The truth is that we have both points of similarity and agreement as well as points of difference and disagreement. Stated another way’ we have points of convergence and divergence with everyone we encounter. How will we choose which to focus on?
In tribal times the focus was survival and so assessing divergence was critically important. Old habits and tendencies developed and reinforced over thousands of years resist extinction. Learning to act in a new way will require intentional work, essential work, if we want peace in our relationships and our world. Moreover, if we automatically reject others simply because we find one or two points of divergence we may be missing out on dozens of wonderful relationships of every kind.
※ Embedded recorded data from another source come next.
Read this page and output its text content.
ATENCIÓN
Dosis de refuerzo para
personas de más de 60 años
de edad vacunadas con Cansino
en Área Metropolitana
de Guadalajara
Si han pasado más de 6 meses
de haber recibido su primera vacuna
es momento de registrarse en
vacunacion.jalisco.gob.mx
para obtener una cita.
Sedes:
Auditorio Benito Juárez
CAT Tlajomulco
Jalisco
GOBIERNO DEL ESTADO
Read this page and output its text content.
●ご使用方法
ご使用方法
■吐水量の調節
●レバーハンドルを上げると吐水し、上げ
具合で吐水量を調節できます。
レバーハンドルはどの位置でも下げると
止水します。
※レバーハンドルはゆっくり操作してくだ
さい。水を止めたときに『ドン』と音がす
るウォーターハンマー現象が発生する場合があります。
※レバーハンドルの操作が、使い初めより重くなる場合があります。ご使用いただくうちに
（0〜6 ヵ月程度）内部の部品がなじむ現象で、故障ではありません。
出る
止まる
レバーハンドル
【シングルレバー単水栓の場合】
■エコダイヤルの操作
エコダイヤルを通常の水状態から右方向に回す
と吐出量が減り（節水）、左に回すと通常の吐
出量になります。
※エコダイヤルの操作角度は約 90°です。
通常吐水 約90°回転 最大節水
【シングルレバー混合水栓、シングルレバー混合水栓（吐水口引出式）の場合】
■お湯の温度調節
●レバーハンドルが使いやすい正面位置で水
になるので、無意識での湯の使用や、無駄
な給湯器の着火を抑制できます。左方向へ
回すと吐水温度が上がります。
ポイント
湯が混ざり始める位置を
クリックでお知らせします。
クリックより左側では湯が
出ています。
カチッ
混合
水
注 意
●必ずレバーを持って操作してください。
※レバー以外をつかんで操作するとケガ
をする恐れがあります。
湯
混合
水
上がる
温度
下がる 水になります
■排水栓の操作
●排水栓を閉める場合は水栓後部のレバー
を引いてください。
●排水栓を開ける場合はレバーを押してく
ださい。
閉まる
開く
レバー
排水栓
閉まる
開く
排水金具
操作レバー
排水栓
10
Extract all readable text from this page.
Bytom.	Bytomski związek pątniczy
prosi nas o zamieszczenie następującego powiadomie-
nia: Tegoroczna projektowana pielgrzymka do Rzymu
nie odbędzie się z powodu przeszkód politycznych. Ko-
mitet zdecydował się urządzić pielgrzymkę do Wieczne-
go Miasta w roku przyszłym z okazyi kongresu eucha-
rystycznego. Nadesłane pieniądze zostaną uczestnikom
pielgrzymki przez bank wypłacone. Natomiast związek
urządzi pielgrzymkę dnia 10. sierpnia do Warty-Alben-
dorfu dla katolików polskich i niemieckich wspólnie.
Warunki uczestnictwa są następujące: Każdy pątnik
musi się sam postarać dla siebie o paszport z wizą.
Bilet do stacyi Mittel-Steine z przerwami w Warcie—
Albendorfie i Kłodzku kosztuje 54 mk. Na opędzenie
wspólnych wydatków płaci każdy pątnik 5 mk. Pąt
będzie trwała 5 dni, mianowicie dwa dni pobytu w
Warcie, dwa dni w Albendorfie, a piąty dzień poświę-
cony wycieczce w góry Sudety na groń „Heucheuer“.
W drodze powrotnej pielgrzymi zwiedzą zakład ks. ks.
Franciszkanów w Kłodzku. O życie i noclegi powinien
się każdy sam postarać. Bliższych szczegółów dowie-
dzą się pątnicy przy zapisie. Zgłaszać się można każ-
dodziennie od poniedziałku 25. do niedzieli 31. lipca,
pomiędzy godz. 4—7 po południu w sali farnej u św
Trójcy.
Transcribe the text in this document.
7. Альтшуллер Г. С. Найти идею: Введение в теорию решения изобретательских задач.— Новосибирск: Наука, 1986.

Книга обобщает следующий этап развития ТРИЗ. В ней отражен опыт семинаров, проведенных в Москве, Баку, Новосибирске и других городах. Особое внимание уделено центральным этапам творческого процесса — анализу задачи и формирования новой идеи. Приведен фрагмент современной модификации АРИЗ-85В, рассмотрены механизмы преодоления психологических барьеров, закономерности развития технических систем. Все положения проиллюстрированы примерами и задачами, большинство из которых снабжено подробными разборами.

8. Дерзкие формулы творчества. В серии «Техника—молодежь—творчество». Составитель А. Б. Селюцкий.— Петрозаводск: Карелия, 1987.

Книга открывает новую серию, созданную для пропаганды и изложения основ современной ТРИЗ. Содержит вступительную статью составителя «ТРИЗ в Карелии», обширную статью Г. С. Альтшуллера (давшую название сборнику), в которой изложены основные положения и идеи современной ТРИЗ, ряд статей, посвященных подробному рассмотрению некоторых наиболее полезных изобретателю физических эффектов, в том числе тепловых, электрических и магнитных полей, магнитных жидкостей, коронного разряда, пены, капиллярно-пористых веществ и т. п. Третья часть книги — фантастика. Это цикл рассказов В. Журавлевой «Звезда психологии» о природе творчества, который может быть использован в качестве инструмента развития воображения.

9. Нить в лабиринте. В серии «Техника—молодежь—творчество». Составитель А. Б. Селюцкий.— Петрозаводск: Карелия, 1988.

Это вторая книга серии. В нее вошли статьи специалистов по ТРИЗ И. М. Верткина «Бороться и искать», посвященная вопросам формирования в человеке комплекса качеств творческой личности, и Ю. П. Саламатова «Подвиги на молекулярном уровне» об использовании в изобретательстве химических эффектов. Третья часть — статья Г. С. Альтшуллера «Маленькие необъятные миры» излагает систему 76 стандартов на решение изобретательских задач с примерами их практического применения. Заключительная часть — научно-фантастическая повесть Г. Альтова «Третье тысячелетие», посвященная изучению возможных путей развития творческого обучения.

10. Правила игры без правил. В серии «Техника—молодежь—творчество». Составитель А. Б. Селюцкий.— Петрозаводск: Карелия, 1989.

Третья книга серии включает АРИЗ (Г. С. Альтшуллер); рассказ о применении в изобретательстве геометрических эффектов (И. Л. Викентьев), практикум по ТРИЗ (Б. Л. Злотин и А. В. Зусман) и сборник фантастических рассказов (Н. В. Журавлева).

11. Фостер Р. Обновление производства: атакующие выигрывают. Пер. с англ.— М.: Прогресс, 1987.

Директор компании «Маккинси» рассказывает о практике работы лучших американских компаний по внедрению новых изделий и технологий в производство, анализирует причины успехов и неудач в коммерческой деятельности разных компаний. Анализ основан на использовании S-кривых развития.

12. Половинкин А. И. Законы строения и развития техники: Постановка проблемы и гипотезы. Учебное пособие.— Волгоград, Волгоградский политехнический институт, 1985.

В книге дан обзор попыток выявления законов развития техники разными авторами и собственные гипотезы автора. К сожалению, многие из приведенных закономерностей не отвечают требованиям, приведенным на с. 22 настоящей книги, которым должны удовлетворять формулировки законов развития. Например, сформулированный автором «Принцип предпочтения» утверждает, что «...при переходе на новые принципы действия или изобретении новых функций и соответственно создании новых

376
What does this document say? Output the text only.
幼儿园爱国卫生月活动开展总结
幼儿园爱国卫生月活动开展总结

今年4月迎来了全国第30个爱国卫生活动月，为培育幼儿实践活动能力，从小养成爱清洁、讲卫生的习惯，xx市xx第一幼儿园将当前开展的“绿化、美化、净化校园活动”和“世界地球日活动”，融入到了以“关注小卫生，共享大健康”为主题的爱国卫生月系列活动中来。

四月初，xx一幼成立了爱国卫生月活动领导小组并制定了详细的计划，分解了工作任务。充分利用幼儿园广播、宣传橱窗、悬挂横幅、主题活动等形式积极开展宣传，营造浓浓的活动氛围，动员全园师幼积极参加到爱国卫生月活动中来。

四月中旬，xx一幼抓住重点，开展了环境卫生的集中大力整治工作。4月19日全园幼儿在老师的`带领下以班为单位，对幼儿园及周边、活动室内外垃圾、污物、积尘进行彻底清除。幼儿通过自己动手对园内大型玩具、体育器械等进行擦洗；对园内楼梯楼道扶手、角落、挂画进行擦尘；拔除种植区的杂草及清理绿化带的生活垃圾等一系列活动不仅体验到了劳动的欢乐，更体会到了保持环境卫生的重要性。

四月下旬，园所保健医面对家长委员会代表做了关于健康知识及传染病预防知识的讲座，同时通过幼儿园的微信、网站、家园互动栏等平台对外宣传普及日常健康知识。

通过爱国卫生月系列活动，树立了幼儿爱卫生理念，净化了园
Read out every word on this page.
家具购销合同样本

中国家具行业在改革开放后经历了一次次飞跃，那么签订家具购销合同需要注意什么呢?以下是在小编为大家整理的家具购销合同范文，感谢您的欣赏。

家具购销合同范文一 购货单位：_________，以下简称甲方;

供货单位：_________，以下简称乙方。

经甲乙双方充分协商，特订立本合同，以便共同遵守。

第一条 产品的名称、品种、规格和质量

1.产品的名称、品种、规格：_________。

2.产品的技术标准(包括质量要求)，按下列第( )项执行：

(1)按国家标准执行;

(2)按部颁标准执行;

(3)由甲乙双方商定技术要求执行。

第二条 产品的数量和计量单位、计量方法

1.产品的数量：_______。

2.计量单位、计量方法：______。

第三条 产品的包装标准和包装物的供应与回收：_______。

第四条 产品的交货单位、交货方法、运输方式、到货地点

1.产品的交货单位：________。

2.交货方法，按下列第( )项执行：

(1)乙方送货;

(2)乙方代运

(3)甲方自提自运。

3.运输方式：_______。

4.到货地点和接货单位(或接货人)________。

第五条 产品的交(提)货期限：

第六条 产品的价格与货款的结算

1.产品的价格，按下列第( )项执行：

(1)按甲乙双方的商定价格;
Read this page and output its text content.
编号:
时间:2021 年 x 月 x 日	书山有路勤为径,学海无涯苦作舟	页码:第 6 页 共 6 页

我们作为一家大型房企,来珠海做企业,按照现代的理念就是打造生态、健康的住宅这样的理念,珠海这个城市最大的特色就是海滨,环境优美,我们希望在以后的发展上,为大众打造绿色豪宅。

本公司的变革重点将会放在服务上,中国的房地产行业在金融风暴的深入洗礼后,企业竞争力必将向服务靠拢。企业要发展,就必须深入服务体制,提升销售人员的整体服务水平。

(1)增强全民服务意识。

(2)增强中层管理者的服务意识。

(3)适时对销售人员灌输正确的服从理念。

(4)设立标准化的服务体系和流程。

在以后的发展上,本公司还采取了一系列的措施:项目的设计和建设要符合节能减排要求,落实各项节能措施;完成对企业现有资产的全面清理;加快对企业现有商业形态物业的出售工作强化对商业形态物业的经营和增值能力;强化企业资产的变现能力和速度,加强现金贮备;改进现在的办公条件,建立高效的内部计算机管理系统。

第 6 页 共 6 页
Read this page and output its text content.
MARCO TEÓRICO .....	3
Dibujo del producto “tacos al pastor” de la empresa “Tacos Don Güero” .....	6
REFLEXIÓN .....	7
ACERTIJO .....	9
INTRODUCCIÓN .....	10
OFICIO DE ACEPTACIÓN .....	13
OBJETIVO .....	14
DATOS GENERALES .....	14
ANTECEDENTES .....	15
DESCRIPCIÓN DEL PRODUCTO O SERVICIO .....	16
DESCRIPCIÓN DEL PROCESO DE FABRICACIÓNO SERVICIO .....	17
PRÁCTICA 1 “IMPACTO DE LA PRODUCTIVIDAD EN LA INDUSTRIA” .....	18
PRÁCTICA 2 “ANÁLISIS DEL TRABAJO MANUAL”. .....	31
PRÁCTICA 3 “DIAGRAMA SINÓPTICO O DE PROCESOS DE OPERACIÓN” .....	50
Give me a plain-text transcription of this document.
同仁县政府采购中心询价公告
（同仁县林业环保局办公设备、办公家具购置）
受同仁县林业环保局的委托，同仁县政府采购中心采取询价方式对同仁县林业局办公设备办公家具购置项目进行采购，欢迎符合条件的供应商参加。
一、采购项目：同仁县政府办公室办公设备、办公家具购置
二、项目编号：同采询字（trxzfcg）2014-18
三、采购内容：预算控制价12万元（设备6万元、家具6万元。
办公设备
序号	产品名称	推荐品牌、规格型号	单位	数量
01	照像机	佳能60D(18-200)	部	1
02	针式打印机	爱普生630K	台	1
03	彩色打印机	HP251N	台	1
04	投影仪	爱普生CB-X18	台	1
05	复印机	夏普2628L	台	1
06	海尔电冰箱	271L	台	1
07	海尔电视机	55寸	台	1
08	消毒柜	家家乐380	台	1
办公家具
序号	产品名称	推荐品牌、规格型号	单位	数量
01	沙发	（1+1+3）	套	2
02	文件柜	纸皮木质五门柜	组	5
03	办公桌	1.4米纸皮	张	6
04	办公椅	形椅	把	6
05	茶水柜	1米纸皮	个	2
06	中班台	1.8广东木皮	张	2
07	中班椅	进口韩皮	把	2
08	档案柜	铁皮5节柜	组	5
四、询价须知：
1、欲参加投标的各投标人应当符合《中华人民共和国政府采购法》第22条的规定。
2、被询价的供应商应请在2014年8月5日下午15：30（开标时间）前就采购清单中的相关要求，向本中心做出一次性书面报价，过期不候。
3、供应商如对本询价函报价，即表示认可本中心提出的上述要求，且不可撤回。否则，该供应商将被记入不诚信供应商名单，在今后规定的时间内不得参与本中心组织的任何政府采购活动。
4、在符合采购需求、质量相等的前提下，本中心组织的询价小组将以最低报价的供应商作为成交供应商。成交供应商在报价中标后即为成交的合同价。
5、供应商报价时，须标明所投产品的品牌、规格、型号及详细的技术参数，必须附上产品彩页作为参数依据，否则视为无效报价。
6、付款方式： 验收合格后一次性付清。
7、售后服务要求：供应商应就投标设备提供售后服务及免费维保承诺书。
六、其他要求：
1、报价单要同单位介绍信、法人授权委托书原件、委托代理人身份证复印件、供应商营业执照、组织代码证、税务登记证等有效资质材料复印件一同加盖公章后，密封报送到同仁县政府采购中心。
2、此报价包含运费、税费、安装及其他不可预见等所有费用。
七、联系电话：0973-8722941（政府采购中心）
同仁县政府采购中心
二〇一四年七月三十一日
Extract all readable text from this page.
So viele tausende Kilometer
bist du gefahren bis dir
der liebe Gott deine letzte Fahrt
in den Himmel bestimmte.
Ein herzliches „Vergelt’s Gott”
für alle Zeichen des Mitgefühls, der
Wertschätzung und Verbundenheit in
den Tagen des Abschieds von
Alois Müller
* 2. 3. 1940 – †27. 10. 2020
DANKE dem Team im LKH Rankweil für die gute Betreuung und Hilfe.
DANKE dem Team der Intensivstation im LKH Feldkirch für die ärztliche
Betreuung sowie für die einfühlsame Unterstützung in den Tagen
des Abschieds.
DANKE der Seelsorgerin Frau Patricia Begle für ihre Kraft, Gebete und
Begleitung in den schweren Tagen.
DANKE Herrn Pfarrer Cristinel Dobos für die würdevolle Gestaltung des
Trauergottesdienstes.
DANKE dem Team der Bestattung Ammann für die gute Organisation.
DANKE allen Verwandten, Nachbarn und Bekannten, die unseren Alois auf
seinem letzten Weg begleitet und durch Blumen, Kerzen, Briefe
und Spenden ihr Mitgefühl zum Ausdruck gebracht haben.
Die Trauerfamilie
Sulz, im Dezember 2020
Imagine, for example, the possibilities if conservative and progressive Christians learned to focus on their shared view of the spiritual life as essential rather than points of doctrinal disagreement. Imagine the possibilities for peace if Jewish , Christian, and Muslim believers chose to celebrate their shared belief in the same God rather than the points of divergence between their three traditions. I am not advocating ignoring differences. I am arguing for establishing an understanding of our commonality as a way to build friendship and trust as a foundation for discussion in more sensitive areas.
These essential practices can be applied to virtually every corner of life, from the new person at work to the family that just moved in next door. Coming to view others with an eye toward our commonalities also has the advantage or the stress reduction that naturally occurs when we realize we are surrounded by friends!